Huh? That's precisely what Diffie-Hellman is for. It's a protocol for establishing a shared secret over an insecure channel. Have you got an antenna big enough to read the private key? Sure, you can argue that pure DH is weak compared to ECDH or PKCS, but this is exactly what the system does.

No, DH doesn't stop impersonation or spoofing attacks. It doesn't do authentication. That much I agree with you on. You need something like ECDSA for that. But those types of attacks aren't MITM.



DHE protects against eavesdroppers, not middlemen.


Oh, fair enough. Dang, I get those confused far too often for my own good.


You don't think that MITM is a kind of impersonation attack? DHE is a mechanism for agreeing on a secret; it does nothing to authenticate the station you're agreeing on that secret with.

Think of what happens in TLS interception; DHE still takes place with the intercepting device, it's PKI which tells you who you're agreeing with.


Yeah, I had my terminology confused. I was mistaken.


In fact, you were closer to the truth than the person you replied to.

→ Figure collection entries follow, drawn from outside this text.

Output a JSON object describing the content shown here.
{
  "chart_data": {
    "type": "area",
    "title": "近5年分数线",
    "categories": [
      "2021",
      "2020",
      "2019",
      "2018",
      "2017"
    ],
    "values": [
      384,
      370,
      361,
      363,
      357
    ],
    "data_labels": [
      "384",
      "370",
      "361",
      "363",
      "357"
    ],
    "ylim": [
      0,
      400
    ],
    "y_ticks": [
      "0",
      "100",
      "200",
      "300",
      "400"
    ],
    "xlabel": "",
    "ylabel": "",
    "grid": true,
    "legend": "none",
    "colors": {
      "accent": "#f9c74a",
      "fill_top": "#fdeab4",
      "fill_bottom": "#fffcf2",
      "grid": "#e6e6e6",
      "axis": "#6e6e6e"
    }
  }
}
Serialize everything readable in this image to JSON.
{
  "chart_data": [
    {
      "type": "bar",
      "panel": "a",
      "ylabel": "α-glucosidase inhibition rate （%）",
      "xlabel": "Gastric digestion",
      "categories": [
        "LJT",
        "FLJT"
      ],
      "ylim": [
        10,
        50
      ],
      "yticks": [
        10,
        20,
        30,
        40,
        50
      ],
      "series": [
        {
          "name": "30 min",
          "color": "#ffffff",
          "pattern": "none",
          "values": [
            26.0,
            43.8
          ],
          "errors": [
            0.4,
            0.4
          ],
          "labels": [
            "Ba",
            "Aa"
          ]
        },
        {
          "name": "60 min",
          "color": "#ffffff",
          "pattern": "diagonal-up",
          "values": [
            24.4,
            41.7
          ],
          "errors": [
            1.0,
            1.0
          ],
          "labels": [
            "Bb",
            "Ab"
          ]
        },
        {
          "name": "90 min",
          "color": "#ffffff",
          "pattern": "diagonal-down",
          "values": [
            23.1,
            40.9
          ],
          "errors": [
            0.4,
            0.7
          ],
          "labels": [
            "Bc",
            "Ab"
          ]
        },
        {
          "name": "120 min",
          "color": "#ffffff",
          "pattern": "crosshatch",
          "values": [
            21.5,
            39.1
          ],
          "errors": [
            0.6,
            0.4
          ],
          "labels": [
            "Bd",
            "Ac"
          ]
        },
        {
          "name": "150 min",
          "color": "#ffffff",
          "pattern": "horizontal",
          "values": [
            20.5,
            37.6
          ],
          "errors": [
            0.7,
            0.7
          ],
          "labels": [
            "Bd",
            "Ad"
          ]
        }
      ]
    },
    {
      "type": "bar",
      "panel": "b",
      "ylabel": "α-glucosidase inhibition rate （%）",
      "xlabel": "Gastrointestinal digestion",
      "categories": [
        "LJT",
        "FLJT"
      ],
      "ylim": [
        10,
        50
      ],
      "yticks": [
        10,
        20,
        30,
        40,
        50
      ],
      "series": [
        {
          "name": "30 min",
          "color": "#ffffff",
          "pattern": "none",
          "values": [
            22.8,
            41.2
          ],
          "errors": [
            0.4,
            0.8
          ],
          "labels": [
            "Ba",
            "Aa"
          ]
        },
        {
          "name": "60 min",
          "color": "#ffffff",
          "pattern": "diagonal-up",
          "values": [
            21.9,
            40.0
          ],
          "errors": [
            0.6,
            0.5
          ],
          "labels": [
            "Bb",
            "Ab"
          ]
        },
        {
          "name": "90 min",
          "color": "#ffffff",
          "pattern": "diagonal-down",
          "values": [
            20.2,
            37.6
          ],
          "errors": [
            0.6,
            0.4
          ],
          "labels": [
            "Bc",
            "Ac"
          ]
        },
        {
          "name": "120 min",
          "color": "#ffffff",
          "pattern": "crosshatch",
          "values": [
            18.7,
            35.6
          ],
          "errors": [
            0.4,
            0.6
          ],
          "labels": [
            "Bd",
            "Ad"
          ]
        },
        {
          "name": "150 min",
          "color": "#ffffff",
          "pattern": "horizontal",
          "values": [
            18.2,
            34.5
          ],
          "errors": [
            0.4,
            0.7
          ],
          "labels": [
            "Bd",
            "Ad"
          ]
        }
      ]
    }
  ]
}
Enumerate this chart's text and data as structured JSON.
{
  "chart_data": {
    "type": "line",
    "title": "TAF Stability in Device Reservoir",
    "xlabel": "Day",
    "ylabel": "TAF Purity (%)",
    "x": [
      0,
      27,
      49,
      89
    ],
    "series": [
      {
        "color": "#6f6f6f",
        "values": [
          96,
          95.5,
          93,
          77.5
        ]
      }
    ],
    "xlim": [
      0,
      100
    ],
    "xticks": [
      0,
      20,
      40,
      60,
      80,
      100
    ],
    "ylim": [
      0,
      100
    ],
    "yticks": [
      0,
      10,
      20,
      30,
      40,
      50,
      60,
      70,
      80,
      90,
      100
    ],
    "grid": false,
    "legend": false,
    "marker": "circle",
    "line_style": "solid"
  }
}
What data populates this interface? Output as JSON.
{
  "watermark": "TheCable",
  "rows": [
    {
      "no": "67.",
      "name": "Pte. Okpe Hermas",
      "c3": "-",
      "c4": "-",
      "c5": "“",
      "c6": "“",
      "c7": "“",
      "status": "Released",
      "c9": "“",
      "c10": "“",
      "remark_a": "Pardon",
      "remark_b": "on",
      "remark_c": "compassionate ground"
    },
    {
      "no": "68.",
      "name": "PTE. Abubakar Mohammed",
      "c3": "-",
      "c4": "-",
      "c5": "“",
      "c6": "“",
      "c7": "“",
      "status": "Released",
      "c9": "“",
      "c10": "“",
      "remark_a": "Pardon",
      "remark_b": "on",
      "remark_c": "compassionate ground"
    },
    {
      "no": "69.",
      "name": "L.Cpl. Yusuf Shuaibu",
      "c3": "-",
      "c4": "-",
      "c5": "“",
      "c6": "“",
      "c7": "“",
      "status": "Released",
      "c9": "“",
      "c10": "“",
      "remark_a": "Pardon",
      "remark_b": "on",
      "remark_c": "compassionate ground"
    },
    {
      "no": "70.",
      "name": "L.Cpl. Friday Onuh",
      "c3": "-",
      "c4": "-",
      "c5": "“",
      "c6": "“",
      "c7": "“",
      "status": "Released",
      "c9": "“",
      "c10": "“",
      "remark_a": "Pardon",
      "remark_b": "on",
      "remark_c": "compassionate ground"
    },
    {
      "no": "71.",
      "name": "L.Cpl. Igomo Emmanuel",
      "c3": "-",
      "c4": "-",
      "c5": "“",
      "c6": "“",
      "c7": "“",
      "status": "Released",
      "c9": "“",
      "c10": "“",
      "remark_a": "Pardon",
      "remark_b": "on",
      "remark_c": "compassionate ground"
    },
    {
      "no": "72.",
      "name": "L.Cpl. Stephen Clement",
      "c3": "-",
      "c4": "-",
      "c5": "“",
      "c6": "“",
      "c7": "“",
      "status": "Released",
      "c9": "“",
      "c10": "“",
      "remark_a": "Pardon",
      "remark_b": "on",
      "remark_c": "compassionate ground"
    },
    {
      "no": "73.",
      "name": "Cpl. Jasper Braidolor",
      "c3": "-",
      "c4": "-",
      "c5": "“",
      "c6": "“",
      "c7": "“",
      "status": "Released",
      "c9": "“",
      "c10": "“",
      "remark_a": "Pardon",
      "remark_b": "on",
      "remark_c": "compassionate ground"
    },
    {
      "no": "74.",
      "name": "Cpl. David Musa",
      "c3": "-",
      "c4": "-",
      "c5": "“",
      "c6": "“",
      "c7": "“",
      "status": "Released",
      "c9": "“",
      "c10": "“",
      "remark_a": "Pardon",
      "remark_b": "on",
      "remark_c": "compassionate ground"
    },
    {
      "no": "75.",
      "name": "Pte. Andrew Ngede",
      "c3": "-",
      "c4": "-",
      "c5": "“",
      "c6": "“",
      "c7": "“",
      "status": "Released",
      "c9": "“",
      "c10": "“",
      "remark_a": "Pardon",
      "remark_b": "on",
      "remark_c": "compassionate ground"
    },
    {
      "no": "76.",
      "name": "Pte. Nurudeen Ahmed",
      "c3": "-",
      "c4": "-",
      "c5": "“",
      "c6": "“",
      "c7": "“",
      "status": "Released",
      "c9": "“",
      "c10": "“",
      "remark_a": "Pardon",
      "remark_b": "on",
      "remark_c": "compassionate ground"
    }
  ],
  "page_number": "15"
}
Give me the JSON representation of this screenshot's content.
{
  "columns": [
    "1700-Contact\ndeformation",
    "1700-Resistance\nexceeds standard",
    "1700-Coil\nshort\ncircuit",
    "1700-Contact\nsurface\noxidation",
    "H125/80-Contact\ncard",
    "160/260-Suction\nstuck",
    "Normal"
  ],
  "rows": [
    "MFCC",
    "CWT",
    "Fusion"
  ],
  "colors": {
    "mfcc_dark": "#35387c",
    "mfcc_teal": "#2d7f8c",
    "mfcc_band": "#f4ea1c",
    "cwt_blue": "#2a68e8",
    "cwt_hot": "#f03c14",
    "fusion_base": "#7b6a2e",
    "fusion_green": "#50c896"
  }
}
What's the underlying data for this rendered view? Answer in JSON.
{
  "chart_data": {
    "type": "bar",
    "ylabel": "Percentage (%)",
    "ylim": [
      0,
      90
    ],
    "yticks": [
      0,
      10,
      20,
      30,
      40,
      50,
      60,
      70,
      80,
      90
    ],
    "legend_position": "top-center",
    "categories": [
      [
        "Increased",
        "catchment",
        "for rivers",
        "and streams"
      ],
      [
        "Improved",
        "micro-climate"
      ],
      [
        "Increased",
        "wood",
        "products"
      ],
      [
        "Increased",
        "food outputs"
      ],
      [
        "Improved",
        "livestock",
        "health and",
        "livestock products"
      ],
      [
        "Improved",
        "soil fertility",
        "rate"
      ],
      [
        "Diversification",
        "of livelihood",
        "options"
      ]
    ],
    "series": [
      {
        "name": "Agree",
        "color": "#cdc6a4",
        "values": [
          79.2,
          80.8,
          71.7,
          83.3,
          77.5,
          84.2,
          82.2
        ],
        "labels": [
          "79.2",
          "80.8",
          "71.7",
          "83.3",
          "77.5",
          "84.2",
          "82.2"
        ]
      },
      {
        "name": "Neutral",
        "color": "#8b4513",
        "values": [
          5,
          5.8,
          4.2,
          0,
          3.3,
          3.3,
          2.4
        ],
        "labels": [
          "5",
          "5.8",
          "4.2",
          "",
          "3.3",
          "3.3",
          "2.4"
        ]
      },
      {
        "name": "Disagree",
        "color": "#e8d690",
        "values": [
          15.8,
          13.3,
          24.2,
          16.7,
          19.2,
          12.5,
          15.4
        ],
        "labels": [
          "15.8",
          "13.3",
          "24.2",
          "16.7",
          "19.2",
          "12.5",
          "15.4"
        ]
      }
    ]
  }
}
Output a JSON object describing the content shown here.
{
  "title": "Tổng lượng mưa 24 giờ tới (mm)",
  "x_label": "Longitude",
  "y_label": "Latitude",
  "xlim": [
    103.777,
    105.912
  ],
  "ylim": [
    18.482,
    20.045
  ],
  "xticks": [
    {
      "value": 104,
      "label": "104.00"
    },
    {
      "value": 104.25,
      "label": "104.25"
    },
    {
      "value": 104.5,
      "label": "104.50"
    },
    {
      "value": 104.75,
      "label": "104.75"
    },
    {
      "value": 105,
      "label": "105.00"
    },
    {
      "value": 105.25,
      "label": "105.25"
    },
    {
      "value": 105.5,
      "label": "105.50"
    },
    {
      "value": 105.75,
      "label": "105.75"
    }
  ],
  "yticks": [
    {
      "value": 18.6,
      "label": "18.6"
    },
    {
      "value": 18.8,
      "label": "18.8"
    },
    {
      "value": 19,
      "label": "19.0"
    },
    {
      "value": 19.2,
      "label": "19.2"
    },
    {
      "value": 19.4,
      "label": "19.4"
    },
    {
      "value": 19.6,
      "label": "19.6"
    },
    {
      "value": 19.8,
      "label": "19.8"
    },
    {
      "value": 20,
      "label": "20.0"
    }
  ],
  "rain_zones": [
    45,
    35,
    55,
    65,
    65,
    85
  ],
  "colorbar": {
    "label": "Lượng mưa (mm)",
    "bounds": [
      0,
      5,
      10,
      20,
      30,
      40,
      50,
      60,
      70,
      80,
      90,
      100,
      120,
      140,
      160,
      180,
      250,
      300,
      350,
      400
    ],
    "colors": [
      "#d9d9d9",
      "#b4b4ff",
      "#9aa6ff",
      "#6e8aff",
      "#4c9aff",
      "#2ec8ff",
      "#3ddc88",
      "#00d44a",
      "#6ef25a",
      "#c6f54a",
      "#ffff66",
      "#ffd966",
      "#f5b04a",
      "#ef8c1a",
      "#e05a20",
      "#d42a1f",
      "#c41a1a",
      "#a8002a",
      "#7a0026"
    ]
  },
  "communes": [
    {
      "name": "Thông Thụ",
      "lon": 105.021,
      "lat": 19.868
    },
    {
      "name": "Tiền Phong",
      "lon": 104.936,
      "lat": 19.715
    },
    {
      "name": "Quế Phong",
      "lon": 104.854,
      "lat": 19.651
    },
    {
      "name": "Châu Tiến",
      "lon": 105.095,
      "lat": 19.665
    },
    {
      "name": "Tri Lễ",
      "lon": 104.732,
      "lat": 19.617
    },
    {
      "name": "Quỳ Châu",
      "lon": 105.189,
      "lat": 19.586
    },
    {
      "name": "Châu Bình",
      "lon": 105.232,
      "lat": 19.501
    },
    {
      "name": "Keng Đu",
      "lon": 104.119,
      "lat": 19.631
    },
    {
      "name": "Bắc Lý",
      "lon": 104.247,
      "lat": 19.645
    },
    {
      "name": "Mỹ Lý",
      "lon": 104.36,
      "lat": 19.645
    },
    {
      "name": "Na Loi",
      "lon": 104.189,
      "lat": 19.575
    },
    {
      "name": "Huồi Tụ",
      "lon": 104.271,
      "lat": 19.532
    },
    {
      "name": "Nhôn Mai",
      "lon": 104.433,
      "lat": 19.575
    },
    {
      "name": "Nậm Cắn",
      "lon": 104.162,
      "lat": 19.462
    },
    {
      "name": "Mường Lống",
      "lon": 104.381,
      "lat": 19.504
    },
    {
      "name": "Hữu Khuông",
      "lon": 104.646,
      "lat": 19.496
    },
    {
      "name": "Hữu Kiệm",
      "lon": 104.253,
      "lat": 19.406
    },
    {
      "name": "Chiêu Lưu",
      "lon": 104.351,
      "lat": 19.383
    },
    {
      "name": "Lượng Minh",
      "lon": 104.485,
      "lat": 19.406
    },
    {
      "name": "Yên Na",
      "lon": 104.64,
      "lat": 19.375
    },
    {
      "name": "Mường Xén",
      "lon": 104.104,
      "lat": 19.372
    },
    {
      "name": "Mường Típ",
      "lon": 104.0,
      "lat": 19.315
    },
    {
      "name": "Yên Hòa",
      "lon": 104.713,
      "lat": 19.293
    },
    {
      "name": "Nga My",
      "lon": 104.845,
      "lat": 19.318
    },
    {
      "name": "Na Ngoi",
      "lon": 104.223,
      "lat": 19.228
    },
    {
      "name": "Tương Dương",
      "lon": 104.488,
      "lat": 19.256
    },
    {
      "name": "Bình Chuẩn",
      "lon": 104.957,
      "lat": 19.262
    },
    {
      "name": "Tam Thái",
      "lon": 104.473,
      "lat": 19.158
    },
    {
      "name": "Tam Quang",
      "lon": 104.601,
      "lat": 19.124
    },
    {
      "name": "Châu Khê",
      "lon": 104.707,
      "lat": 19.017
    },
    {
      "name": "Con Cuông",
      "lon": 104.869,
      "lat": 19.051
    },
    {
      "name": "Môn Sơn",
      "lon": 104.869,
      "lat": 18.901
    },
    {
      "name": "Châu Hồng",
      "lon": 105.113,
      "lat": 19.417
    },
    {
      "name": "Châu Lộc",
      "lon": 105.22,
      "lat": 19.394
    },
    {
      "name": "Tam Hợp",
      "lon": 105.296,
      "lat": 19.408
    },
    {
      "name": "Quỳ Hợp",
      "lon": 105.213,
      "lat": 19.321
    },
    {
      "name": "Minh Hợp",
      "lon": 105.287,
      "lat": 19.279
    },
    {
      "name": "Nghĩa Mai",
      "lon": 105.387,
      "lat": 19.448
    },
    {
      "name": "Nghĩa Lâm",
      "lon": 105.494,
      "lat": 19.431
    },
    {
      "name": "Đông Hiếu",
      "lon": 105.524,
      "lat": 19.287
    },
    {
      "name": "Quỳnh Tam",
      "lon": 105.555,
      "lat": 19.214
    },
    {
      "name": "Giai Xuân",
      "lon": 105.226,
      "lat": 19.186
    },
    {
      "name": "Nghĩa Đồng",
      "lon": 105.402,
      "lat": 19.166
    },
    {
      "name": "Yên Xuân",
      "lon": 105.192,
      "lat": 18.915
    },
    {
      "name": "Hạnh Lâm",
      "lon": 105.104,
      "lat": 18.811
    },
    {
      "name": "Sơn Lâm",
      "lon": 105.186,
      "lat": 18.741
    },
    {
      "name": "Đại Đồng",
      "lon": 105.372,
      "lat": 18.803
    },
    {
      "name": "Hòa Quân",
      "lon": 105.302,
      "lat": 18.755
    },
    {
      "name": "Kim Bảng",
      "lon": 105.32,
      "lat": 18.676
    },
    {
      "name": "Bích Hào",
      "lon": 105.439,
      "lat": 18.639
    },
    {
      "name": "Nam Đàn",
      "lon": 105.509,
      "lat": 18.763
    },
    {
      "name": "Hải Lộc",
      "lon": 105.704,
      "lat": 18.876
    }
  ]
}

The new standard uses a PAKE (password-authenticated key exchange) protocol. This type of cryptographic construct is similar to an unauthenticated key exchange protocol (such as Diffie-Hellman), but in addition succeeds only if both parties know the same password, without leaking any information about the password to a party if they don’t know it. At least one of the best-known PAKE algorithms, namely SRP, is quite similar to Diffie-Hellman in structure, although it’s not the one being used here (which I don’t know anything about).